Roughly how much does a typical two-bedroom rental home cost per month in the 37130 ZIP code that surrounds MTSU’s campus? One way to get a good indication is to consult the latest Small Area Fair Market Rent estimates put out by the U.S. Department of Housing and Urban Development.

Here are the 2024 estimates for various rental home sizes in each of the major ZIP codes across Rutherford County:

Rutherford FMR, by size and ZIP
ZIP Studio BR1 BR2 BR3 BR4
37037 1660 1710 1920 2410 2940
37085 1260 1290 1450 1820 2210
37086 1580 1620 1820 2290 2790
37118 1100 1130 1270 1590 1960
37127 1240 1270 1430 1800 2190
37128 1510 1550 1740 2190 2670
37129 1420 1460 1640 2060 2510
37130 1180 1210 1360 1710 2080
37132 1180 1210 1360 1710 2080
37149 1100 1130 1270 1590 1960
37153 1410 1450 1630 2040 2490
37167 1290 1330 1490 1870 2280

What is Fair Market Rent?

Each estimate reflects the 40th percentile of all rents, including utilities, in a ZIP code for a standard-quality home of the indicated size. In practical terms, a renter with a housing budget equal to a ZIP code’s small-area fair market rent for, let’s say, a two-bedroom rental home could expect to afford any one of around 40 percent of such rental homes available in the ZIP code. The other 60 percent of such rental homes in the ZIP code would be too expensive for the renter’s budget. HUD uses these estimates to determine the size of federal housing subsidies.

Learning R with small-area fair market rent data

During the first part of this course, we will use small-area fair market rent estimates to learn how to wrangle, analyze, graph and map data using R and RStudio.

Below is the basic R script that extracted and displayed the data shown. You will modify and expand this basic script as we get into the more advanced procedures mentioned. Along the way, you will learn what every line of code you work with does.

For starters, though, try simply pasting the code into an R script window in RStudio and running it as is. If R produces the table of rent figures shown above, you’ll know you succeeded.

# Installing and loading required packages

if (!require("tidyverse"))
  install.packages("tidyverse")
if (!require("gtExtras"))
  install.packages("gtExtras")

library(tidyverse)
library(gtExtras)
library(readxl)

# Downloading data from:
# https://www.huduser.gov/portal/datasets/fmr/smallarea/index.html#year2024

download.file("https://www.huduser.gov/portal/datasets/fmr/fmr2024/fy2024_safmrs_revised.xlsx", "rent.xlsx", mode = "wb")

# Reading the downloaded Excel file into a data frame called FMR

FMR <- read_xlsx(path = "rent.xlsx", .name_repair = "universal") 

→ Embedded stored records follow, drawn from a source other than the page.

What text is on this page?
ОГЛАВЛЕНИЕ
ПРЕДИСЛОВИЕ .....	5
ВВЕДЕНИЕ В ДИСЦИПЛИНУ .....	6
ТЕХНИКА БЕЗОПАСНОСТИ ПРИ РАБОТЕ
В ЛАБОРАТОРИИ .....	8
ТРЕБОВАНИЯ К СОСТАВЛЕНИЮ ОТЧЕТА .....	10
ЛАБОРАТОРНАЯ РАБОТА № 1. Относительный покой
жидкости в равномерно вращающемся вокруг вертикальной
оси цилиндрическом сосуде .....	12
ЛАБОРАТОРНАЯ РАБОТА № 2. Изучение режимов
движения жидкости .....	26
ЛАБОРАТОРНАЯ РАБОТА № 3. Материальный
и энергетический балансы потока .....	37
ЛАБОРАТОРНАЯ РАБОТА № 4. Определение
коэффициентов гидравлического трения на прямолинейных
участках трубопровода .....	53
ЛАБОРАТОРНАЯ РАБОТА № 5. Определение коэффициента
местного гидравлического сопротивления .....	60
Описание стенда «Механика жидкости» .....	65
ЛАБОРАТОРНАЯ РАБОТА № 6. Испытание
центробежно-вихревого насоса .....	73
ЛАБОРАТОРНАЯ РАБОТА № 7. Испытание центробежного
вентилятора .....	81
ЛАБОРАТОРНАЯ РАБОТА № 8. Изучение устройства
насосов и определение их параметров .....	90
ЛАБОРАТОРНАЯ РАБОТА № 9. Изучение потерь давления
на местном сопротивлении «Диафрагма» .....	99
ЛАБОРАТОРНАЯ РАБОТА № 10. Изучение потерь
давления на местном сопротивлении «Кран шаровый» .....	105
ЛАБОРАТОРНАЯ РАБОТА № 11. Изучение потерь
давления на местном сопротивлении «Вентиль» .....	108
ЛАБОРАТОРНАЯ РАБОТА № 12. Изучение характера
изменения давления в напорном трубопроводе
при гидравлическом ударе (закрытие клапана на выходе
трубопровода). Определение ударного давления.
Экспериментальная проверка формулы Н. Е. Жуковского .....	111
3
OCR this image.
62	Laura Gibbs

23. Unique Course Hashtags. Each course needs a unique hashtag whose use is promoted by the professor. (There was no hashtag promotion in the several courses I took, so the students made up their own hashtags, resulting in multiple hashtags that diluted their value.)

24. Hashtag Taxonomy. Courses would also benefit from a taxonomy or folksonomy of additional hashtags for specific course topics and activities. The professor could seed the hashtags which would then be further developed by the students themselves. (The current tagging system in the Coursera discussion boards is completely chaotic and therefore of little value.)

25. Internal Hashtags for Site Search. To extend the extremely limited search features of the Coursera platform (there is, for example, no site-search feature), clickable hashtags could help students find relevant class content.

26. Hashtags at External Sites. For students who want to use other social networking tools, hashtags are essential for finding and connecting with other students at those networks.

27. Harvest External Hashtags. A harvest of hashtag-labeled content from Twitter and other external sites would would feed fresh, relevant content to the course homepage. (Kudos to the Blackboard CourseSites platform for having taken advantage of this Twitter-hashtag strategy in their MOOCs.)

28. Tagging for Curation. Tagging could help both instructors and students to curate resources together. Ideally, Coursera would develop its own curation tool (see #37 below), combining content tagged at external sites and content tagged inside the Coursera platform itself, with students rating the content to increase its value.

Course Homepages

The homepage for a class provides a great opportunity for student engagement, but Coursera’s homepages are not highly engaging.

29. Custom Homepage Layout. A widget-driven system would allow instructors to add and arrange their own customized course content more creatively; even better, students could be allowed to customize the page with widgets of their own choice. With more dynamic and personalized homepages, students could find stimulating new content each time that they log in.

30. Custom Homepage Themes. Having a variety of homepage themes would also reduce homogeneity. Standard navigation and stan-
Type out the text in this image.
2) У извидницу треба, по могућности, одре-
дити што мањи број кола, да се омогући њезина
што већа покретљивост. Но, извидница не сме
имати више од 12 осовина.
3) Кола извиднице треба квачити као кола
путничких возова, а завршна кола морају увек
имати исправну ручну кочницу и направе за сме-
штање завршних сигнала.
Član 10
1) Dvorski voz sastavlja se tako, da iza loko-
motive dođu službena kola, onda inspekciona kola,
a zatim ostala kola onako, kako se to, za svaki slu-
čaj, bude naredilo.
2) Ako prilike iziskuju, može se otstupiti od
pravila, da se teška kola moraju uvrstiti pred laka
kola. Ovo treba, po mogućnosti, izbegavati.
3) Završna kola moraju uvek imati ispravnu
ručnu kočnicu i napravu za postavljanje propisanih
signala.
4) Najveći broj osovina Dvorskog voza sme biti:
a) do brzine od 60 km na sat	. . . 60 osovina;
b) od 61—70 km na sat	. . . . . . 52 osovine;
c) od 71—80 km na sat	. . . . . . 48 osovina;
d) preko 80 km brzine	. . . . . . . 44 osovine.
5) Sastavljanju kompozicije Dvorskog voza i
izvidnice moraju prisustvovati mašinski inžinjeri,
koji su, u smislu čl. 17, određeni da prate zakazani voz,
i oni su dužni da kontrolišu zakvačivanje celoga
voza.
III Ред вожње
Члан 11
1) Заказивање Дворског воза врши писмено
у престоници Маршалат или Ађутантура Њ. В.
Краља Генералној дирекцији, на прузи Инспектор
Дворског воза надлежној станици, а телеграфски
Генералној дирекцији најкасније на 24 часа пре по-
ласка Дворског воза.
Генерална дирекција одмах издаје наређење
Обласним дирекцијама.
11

# Making a list of Rutherford County ZIP codes

ZIPList <- c(
  "37127",
  "37128",
  "37129",
  "37130",
  "37132",
  "37085",
  "37118",
  "37149",
  "37037",
  "37153",
  "37167",
  "37086"
)

# Filtering for Rutherford ZIP codes and
# selecting columns of interest

FMR_RuCo <- FMR %>% 
  filter(ZIP.Code %in% ZIPList) %>% 
  select(ZIP.Code,
         SAFMR.0BR,
         SAFMR.1BR,
         SAFMR.2BR,
         SAFMR.3BR,
         SAFMR.4BR) %>% 
  distinct()

# Renaming the columns

colnames(FMR_RuCo) <- c("ZIP",
                          "Studio",
                          "BR1",
                          "BR2",
                          "BR3",
                          "BR4")

# Showing the data as a table

FMR_RuCo_table <- gt(FMR_RuCo) %>% 
  tab_header("Rutherford FMR, by size and ZIP") %>%
  cols_align(align = "left") %>%
  gt_theme_538
FMR_RuCo_table

Wouldn’t a spreadsheet be easier?

Follow the Small Area Fair Market Rent estimates link, and you may notice that the data are downloadable as an .xlsx file, the default format for the widely popular Microsoft Excel spreadsheet program. If you already know how to use Excel, you might reasonably question the value of learning an alternative to it, especially one that involves cryptic-looking computer code.

Excel is a handy, flexible, fast data analysis tool. I use it all the time. But working with data in R offers many advantages over working with data in a spreadsheet. To name three of the most important ones:

Stick with R long enough to get past your anxiety about working with code, and I think you’ll end up preferring R over your favorite spreadsheet, at least for more complicated data tasks.